C’est là, me suis-je dit, cet esprit de corps si utile, si nécessaire dans l’armée, mais si ridicule pour le spectateur. Malheur à la France, si cet homme me parlait de ses vaisseaux en froid philosophe. Oserai-je hasarder un mot bas ? Il faut ces blagues à cette classe pour lui faire supporter l’ennui d’une longue navigation. Mais la mienne, au milieu de ces vastes plages de sable et par un vent glacial, ne pouvait que me faire prendre en grippe la rivière de Lorient ; je ne pouvais pas être plus ennuyé que je ne l’étais, c’est alors que je me suis déterminé à aller voir les établissements militaires.

Cette corvée finie, j’ai demandé le grand café, on m’a indiqué celui de la Comédie.

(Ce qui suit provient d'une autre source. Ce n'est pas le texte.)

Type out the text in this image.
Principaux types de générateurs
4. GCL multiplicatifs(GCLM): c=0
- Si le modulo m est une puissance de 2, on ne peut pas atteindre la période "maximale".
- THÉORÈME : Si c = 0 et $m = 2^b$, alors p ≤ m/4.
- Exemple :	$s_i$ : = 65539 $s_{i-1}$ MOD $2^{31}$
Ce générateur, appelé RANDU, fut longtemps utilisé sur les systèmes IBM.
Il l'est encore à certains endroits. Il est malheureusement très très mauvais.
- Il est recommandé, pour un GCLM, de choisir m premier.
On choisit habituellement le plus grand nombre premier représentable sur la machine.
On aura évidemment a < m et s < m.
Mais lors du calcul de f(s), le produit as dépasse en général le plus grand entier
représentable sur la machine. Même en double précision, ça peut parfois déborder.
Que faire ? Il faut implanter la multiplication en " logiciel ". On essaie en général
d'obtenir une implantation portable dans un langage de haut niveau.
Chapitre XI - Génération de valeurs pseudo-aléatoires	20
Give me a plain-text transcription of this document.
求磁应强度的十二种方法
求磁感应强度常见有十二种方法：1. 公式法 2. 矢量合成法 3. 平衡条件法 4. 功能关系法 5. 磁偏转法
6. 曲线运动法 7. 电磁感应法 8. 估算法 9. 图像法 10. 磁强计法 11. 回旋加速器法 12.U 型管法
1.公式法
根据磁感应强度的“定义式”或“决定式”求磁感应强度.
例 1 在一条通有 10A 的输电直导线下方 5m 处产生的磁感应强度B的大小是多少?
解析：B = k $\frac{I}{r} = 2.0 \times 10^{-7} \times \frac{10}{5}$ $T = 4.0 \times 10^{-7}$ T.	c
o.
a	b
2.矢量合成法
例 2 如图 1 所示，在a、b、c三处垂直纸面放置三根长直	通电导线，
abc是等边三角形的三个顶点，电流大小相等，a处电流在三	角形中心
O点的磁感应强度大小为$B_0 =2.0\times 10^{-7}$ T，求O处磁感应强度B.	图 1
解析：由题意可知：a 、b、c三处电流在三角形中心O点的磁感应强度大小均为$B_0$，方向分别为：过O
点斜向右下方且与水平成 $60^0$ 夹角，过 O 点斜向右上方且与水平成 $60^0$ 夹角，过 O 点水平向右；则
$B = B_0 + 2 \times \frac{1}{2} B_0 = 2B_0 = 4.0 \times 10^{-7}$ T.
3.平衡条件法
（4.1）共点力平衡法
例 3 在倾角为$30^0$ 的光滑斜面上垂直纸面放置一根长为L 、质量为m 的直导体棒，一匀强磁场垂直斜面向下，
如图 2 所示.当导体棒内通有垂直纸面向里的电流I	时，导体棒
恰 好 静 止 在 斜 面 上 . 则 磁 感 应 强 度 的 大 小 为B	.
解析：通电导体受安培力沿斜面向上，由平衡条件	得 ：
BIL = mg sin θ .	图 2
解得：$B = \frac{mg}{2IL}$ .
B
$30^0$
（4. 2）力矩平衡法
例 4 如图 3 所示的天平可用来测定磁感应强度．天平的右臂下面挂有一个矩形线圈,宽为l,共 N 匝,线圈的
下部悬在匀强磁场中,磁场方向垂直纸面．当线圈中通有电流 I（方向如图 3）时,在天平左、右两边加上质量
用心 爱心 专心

La salle de spectacle est précédée par un joli petit boulevard qui va en descendant ; les arbres ont quarante pieds et les maisons trente. Cela est bien arrangé, petit, tranquille et silencieux (snog). Ce mot devait être inventé par des Anglais, gens si faciles à choquer, et dont le frêle bonheur peut être anéanti par le moindre danger couru par leur rang. Le brio des gens du Midi ne connaît pas le snog, qui, à leurs yeux, serait le triste.

Comme je n’avais guère de brio, en sortant des magasins de chanvre de l’État, j’ai été ravi de la situation du café de la Comédie ; j’y ai trouvé un brave officier de marine qui n’a plus, ce me semble, ni jambes ni bras ; il buvait gaiement de la bière ; il a hélé quelqu’un qui entrait, pour boire avec lui.

Pour moi, on m’a donné une tasse de café à la crème, sublime comme on en trouve à Milan. J’ai vu de loin un numéro du Siècle, que j’ai lu avec une extrême attention jusqu’aux annonces. Les articles, ordinairement bons, de ce journal m’ont semblé admirables.